Home sales remain lower YoY (-2.43%) for the seventh straight month, tumbling to a 6.02mm SAAR (after hitting the highest in a year in January). Notably, as the chart below shows, Existing home sales surge in January was an outlier compared to new- and pending-sales, so perhaps this is payback…
This is a six-month low for existing home sales… and it will likely get worse as these are deals that were likely set in December when mortgage rates were significantly lower…
The median existing-home price for all housing types in February was $357,300, up 15.0% from February 2021 ($310,600), as prices grew in each region.
This marks 120 consecutive months of year-over-year increases, the longest-running streak on record.
“Housing affordability continues to be a major challenge, as buyers are getting a double whammy: rising mortgage rates and sustained price increases,” said Lawrence Yun, NAR’s chief economist.
“Some who had previously qualified at a 3% mortgage rate are no longer able to buy at the 4% rate.
Even the NAR is rubbishing the Government’s CPI data…
“Monthly payments have risen by 28% from one year ago – which interestingly is not a part of the consumer price index – and the market remains swift with multiple offers still being recorded on most properties.”
The most expensive homes are seeing the biggest increases in sales while lower-priced home-sales are crashing…

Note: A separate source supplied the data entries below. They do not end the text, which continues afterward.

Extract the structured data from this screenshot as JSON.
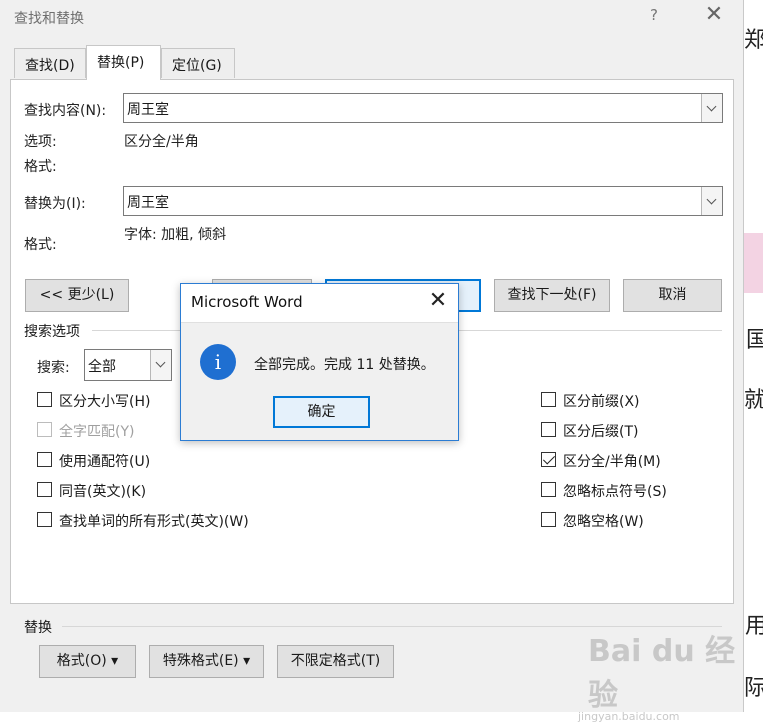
{
  "background_doc": {
    "chars": [
      "郑",
      "国",
      "就",
      "用",
      "际"
    ]
  },
  "dialog": {
    "title": "查找和替换",
    "help": "?",
    "close": "✕",
    "tabs": [
      {
        "label": "查找(D)"
      },
      {
        "label": "替换(P)"
      },
      {
        "label": "定位(G)"
      }
    ],
    "find_label": "查找内容(N):",
    "find_value": "周王室",
    "options_label": "选项:",
    "options_value": "区分全/半角",
    "format_label_1": "格式:",
    "replace_label": "替换为(I):",
    "replace_value": "周王室",
    "format_label_2": "格式:",
    "format_value_2": "字体: 加粗, 倾斜",
    "less_button": "<< 更少(L)",
    "find_next_button": "查找下一处(F)",
    "cancel_button": "取消",
    "search_options_title": "搜索选项",
    "search_label": "搜索:",
    "search_value": "全部",
    "left_checks": [
      {
        "label": "区分大小写(H)",
        "checked": false,
        "disabled": false
      },
      {
        "label": "全字匹配(Y)",
        "checked": false,
        "disabled": true
      },
      {
        "label": "使用通配符(U)",
        "checked": false,
        "disabled": false
      },
      {
        "label": "同音(英文)(K)",
        "checked": false,
        "disabled": false
      },
      {
        "label": "查找单词的所有形式(英文)(W)",
        "checked": false,
        "disabled": false
      }
    ],
    "right_checks": [
      {
        "label": "区分前缀(X)",
        "checked": false
      },
      {
        "label": "区分后缀(T)",
        "checked": false
      },
      {
        "label": "区分全/半角(M)",
        "checked": true
      },
      {
        "label": "忽略标点符号(S)",
        "checked": false
      },
      {
        "label": "忽略空格(W)",
        "checked": false
      }
    ],
    "replace_section_title": "替换",
    "format_button": "格式(O) ▾",
    "special_button": "特殊格式(E) ▾",
    "no_format_button": "不限定格式(T)"
  },
  "msgbox": {
    "title": "Microsoft Word",
    "close": "✕",
    "icon_glyph": "i",
    "message": "全部完成。完成 11 处替换。",
    "ok": "确定"
  },
  "watermark": {
    "brand": "Bai du 经验",
    "sub": "jingyan.baidu.com"
  }
}
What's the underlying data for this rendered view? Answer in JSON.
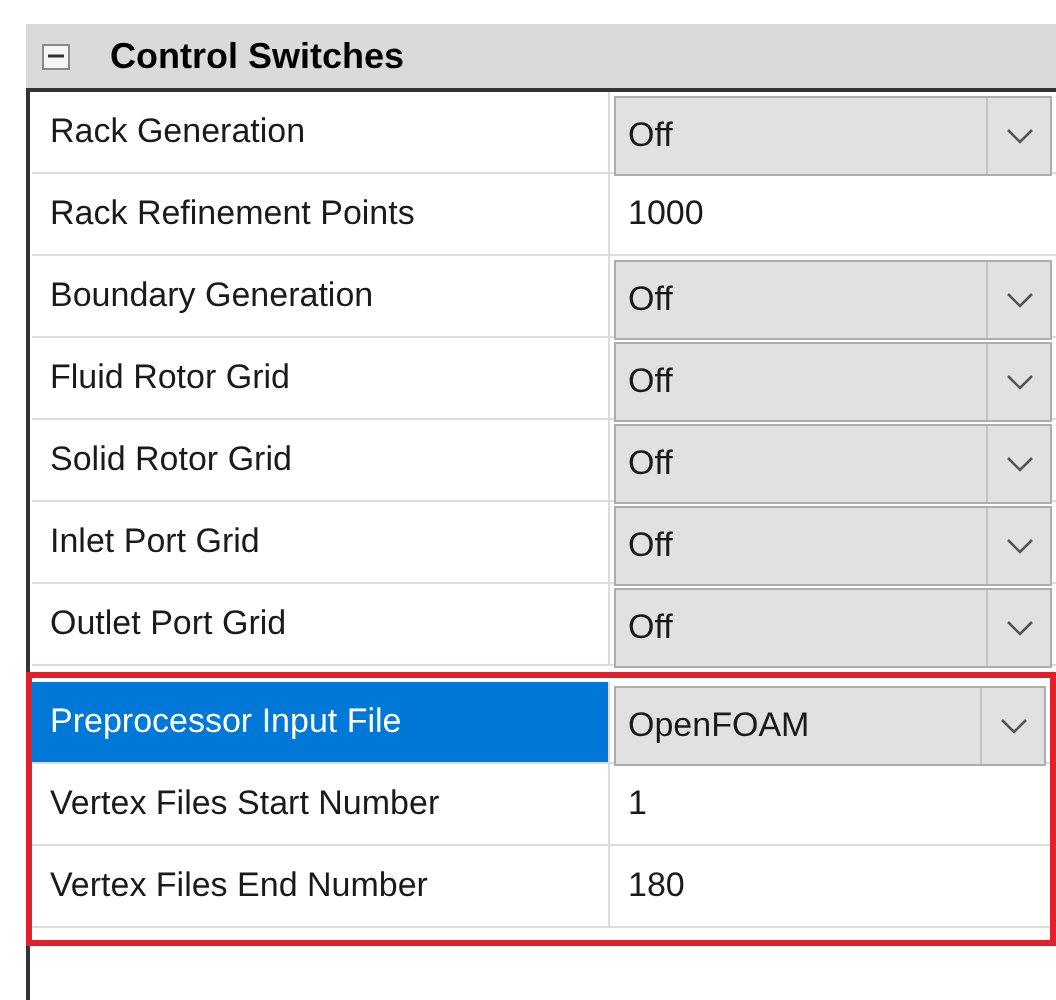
{
  "category": {
    "title": "Control Switches",
    "expanded": true
  },
  "row_groups": [
    {
      "highlighted": false,
      "rows": [
        {
          "label": "Rack Generation",
          "kind": "dropdown",
          "value": "Off",
          "selected": false
        },
        {
          "label": "Rack Refinement Points",
          "kind": "text",
          "value": "1000",
          "selected": false
        },
        {
          "label": "Boundary Generation",
          "kind": "dropdown",
          "value": "Off",
          "selected": false
        },
        {
          "label": "Fluid Rotor Grid",
          "kind": "dropdown",
          "value": "Off",
          "selected": false
        },
        {
          "label": "Solid Rotor Grid",
          "kind": "dropdown",
          "value": "Off",
          "selected": false
        },
        {
          "label": "Inlet Port Grid",
          "kind": "dropdown",
          "value": "Off",
          "selected": false
        },
        {
          "label": "Outlet Port Grid",
          "kind": "dropdown",
          "value": "Off",
          "selected": false
        }
      ]
    },
    {
      "highlighted": true,
      "rows": [
        {
          "label": "Preprocessor Input File",
          "kind": "dropdown",
          "value": "OpenFOAM",
          "selected": true
        },
        {
          "label": "Vertex Files Start Number",
          "kind": "text",
          "value": "1",
          "selected": false
        },
        {
          "label": "Vertex Files End Number",
          "kind": "text",
          "value": "180",
          "selected": false
        }
      ]
    }
  ]
}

Yun is full of hope however, expecting prices to adjust (lower) to improve affordability…
“The sharp jump in mortgage rates and increasing inflation is taking a heavy toll on consumers’ savings,” he said. “However, I expect the pace of price appreciation to slow as demand cools and as supply improves somewhat due to more home construction.”
The slide in sales reflects a market still constrained by a lack of inventory. At the current pace it would take 1.7 months to sell all the homes on the market, close to a record low.
First-time buyers accounted for 29% of sales last month, down from 31% a year earlier.
Existing home sales fell in every geographical region with the Northeast worst:
- Existing-home sales in the Northeast slipped 11.5% in February, registering an annual rate of 690,000, a 12.7% drop from February 2021. The median price in the Northeast was $383,700, up 7.1% from one year ago.
- Existing-home sales in the Midwest sagged 11.3% from the prior month to an annual rate of 1,330,000 in February, a 1.5% decrease from February 2021. The median price in the Midwest was $248,900, a 7.5% climb from February 2021.
- Existing-home sales in the South fell 5.1% in February from the prior month, posting an annual rate of 2,790,000, an increase of 3.0% from one year ago. The median price in the South was $318,800, an 18.1% jump from one year prior. For the sixth straight month, the South experienced the highest pace of price appreciation compared to the other regions.
- Existing-home sales in the West slid 4.7% from the previous month, reporting an annual rate of 1,210,000 in February, down 8.3% from one year ago. The median price in the West was $512,600, up 7.1% from February 2021.
And NAR has a message for you…
“For the past couple of years, buyers have had to contend with a market of high demand, low inventory and a mix of uncertainties with COVID-19 protocols,” said NAR President Leslie Rouda Smith, a Realtor® from Plano, Texas, and a broker associate at Dave Perry-Miller Real Estate in Dallas.
“Consumers are presently challenged with higher mortgage rates, so now, more than ever, interested buyers need the trusted expertise of Realtors® in order to navigate this current market.”